Royal Australian and New Zealand College of Radiologists

  1. Don’t request imaging for acute ankle trauma unless indicated by the Ottawa Ankle Rules (localised bone tenderness or inability to weight bear as defined in the Rules).

  2. Don’t request duplex compression ultrasound for suspected lower limb deep venous thrombosis in ambulatory outpatients unless the Wells score (deep venous thrombosis risk assessment score) is greater than 2, OR if less than 2, D-dimer assay is positive.

  3. Don’t request any diagnostic testing for suspected pulmonary embolism (PE) unless indicated by Wells Score or Charlotte Rule followed by PE Rule-out Criteria (in patients not pregnant or postpartum). Low risk patients in whom diagnostic testing is indicated should have PE excluded by a negative D-dimer, not imaging.

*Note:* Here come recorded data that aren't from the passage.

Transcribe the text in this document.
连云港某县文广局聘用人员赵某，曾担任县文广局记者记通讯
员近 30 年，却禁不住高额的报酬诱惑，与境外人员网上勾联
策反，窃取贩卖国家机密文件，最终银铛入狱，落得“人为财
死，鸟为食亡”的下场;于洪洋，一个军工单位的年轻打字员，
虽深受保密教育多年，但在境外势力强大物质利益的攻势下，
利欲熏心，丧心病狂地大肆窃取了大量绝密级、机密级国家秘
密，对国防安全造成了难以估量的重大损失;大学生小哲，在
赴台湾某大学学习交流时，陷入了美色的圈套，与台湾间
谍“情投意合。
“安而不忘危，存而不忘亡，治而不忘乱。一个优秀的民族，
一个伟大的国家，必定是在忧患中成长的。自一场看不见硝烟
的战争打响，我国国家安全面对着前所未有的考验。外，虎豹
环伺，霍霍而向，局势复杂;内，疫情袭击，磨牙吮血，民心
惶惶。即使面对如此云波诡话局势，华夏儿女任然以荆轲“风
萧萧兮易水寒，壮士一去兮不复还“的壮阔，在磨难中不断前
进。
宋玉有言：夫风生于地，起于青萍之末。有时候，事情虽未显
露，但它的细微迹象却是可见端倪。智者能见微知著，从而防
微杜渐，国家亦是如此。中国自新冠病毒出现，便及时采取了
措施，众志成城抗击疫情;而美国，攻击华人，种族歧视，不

  4. Don’t perform imaging for patients with non-specific acute low back pain and no indicators of a serious cause for low back pain.

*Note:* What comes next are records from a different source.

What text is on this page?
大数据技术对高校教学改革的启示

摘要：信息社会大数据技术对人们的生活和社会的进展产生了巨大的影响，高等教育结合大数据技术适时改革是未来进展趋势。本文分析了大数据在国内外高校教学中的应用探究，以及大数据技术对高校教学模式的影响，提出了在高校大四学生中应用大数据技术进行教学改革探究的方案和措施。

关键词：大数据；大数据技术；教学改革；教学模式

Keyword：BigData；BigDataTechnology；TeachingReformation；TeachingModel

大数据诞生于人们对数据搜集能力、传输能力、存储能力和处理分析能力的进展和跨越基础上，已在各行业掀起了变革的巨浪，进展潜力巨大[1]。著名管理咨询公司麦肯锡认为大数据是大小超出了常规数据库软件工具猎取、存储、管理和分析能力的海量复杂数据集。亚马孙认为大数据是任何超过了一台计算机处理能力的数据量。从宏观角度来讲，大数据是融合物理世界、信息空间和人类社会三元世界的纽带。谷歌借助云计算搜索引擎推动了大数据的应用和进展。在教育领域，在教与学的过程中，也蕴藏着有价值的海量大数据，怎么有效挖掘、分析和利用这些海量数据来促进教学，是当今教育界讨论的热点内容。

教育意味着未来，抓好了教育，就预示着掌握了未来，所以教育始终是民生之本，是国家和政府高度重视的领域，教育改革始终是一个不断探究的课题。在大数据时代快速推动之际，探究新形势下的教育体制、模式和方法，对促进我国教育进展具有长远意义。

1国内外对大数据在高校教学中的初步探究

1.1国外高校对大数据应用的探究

  5. Don’t request imaging of the cervical spine in trauma patients, unless indicated by a validated clinical decision rule. (jointly with ACEM)

  6. Don’t request computed tomography (CT) head scans in patients with a head injury, unless indicated by a validated clinical decision rule. (jointly with ACEM)


Australasian Society of Clinical Immunology & Allergy

  1. Don’t use antihistamines to treat anaphylaxis: prompt administration of adrenaline is the only treatment for anaphylaxis.

  2. Alternative/unorthodox methods should not be used for allergy testing or treatment.

  3. Allergen immunotherapy should not yet be used for routine treatment of food allergy: research in this area is ongoing.

  4. Food specific IgE testing should not be performed without a clinical history suggestive of potential IgE-mediated food allergy.

  5. Don’t delay introduction of solid complementary foods to infants: ASCIA Infant Feeding Advice recommends early introduction of solid foods to infants (from 4-6 months old).